Tuesday, October 5, 2010

Faith on the Cross

Another testimony to the faith of Jesus is his cry on the cross. Read Mark 15:33-39. According to Jürgen Moltmann ("The Crucified God," 1974), a political theologian whose "Theology of Hope" (1964) inspired some of the first-generation liberation theologians, the last words of Jesus in the passion stories of Mark and Matthew indicate that Jesus died as a Godforsaken man, a man who deeply felt abandoned by God.
The cry of Jesus on the cross (“My God, my God, why have you forsaken me?”) indicates that he died not only as somebody abandoned by his disciples and friends and rejected by the chief priests. He died also as a Godforsaken man. In his final moments, Jesus did not see any sign of the mercy of the Father. Jesus felt forsaken by God; this was probably the gravest challenge to his faith. This was his last temptation.
Jesus died “with a loud cry” (15:37). This loud cry evokes the cry of a demoniac at the moment when the demon is cast out in Mark’s gospel (1:26, 9:26). This suggests that Jesus experienced demonization while he was on the cross. Indeed he was being demonized as passers-by were insulting and mocking him. And he was also being demonized by his deep feeling of abandonment. Jesus died without receiving any relief from the terrible isolation he felt. An ancient version of the Apostle’s Creed says that Jesus descended “to hell” (ad inferna). His final moments were hellish indeed.
The death of Jesus as a Godforsaken man does not mean that he died in despair or that his faith collapsed in his final moments. Jesus died with the terrible feeling of being abandoned by God, and yet he held on in his trust without the consolation of feeling the presence of the merciful Father, who was hidden and silent. Jesus was able to hold on because his faith had grown so much throughout his life.

The faith of the crucified Jesus was already tried and tested in the temptations and challenges he encountered especially during his public ministry.
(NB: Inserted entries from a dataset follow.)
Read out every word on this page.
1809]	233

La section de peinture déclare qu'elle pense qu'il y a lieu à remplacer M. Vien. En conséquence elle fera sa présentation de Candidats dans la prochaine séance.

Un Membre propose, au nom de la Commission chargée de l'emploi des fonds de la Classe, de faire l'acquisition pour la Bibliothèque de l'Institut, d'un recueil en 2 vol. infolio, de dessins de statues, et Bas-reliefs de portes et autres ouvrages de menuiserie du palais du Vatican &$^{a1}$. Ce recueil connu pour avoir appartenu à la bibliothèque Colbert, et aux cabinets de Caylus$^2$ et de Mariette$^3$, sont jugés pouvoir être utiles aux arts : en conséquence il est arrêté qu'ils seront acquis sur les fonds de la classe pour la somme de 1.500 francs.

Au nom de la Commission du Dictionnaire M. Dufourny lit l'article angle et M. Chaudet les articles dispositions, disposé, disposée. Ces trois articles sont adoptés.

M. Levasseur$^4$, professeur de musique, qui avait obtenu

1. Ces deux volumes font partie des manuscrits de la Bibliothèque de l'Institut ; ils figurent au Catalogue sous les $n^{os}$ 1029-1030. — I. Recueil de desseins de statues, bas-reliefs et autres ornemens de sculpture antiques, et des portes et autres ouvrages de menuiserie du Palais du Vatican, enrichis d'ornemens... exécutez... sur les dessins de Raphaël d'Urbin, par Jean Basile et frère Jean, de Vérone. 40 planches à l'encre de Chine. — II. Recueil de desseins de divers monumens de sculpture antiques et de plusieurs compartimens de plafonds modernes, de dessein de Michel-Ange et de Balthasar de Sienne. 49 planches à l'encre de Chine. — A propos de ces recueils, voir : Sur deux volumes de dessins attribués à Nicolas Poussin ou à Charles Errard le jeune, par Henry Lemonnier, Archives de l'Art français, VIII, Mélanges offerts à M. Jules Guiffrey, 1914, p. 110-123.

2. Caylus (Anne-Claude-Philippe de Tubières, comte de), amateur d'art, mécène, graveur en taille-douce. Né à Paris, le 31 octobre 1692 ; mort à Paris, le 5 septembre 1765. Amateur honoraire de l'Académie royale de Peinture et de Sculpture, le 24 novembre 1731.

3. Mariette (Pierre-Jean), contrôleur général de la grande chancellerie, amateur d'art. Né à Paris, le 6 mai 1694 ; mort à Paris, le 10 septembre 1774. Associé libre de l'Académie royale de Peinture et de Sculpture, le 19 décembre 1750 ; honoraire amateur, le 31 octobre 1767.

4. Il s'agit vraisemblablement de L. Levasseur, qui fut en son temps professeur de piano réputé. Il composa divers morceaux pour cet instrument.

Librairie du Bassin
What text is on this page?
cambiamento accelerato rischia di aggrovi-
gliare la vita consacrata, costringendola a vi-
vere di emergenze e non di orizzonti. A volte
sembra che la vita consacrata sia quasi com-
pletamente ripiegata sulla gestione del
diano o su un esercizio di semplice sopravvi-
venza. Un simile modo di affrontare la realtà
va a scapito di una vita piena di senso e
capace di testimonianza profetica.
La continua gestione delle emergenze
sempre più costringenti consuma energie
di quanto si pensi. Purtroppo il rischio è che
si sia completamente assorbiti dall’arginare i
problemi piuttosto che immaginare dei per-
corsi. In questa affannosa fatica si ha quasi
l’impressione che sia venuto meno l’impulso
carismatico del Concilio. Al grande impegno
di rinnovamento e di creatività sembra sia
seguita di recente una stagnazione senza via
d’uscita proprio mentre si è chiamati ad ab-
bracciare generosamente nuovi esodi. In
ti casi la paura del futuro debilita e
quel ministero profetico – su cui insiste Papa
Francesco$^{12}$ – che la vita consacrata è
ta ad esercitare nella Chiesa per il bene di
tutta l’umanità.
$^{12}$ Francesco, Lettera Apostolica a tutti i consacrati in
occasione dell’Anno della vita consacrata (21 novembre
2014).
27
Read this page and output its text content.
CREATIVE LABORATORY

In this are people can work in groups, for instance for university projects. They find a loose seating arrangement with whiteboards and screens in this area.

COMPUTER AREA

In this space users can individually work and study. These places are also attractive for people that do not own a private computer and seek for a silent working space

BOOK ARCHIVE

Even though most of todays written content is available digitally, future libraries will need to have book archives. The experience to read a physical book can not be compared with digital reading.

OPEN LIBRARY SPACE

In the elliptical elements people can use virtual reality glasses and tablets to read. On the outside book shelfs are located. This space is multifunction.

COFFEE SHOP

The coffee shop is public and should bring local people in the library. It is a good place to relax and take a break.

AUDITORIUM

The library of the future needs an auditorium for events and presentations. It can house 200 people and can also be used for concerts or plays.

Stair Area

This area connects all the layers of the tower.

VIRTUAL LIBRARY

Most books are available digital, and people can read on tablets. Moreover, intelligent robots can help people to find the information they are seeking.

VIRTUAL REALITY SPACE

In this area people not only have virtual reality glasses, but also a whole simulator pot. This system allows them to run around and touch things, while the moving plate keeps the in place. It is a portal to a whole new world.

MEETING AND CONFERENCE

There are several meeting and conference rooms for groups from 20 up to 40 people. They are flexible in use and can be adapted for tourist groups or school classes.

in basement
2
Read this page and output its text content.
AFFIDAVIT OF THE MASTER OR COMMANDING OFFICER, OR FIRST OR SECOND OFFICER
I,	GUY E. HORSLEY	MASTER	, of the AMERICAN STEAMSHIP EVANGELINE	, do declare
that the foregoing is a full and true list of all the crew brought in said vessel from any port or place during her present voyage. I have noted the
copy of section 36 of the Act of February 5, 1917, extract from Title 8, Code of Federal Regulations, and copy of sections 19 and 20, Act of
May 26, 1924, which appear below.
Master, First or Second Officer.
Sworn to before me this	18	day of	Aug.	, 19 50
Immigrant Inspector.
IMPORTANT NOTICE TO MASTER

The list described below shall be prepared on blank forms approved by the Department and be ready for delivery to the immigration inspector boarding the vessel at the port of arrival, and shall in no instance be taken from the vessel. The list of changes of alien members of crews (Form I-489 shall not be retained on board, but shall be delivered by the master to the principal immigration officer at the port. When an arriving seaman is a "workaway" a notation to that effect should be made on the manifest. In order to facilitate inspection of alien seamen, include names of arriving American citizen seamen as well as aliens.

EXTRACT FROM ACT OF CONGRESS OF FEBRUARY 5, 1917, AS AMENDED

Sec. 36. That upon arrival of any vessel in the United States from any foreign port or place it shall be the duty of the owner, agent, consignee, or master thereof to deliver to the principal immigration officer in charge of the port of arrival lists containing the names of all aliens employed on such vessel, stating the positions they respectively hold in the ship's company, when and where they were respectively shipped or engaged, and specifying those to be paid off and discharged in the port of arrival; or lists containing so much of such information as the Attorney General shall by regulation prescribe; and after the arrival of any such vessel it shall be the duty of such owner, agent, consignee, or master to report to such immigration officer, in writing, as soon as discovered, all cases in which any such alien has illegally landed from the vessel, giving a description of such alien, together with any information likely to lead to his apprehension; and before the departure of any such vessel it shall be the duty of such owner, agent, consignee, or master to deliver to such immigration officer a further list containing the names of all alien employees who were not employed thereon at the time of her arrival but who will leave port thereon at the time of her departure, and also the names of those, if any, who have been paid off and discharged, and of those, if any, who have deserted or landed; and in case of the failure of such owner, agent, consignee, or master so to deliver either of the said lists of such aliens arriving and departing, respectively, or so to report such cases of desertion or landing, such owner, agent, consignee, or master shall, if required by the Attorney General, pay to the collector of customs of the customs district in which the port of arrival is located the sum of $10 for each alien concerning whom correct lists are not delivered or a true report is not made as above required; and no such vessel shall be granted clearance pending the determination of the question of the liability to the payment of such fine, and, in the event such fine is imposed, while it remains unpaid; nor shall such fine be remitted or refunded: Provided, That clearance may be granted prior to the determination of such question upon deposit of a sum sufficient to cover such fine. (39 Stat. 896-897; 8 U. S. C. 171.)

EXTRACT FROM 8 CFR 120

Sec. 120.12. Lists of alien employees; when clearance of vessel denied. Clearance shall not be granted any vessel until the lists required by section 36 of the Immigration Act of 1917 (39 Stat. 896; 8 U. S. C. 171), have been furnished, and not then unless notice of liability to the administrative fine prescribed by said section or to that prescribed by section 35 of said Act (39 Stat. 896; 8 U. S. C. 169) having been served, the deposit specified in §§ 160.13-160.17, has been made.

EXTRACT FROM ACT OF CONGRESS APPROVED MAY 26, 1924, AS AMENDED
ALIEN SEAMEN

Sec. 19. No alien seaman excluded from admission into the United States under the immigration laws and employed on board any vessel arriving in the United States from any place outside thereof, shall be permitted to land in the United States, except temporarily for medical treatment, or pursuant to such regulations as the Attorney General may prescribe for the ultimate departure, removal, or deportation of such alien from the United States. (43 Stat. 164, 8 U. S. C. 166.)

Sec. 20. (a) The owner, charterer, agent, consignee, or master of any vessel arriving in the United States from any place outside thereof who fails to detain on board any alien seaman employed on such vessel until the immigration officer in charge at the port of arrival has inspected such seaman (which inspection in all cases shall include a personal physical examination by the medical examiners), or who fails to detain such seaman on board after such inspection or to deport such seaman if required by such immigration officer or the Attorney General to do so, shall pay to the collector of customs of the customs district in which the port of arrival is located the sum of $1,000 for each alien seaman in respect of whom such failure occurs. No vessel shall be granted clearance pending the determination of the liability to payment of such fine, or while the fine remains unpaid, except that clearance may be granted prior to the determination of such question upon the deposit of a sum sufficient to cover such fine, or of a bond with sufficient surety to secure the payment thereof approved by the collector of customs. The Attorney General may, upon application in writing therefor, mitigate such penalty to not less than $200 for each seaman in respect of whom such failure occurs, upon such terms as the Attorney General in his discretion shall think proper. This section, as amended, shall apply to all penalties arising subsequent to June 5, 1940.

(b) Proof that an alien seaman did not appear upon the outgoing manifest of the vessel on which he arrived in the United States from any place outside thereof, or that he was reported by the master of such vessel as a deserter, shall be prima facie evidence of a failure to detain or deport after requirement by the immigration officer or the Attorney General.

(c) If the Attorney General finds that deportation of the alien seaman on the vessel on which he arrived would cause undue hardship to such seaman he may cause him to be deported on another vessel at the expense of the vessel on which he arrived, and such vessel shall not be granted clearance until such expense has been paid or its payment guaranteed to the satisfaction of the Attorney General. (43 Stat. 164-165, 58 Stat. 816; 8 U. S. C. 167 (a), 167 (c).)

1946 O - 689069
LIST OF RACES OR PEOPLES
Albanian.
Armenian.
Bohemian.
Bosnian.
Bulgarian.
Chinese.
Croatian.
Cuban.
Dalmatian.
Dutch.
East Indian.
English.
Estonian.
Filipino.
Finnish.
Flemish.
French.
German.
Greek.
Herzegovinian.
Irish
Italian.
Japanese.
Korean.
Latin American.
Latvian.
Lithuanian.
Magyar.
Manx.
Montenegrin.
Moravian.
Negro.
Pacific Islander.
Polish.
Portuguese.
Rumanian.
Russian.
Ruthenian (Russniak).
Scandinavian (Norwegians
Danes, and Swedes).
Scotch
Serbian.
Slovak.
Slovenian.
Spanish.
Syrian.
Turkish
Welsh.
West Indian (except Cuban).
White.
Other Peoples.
Thus, after the compassionate Father vindicated and glorified him, Christ can be in solidarity with godforsaken men and women, those who are abandoned by family and friends, those who are abandoned by society, and those who feel abandoned by God.

The cry of Jesus reproduces the first line of Psalm 22, which ends with lines that praise God (vv 22-31). It is highly probable that Jesus knew the whole of Psalm 22. Thus, if he indeed cried out its first line, he most likely was affirming the message of the whole psalm. In preserving his trust despite the intense feeling of being forsaken, Jesus has shown that he is a faithful servant of God, a True Man of Great Faith and the True Believer in the Merciful Father.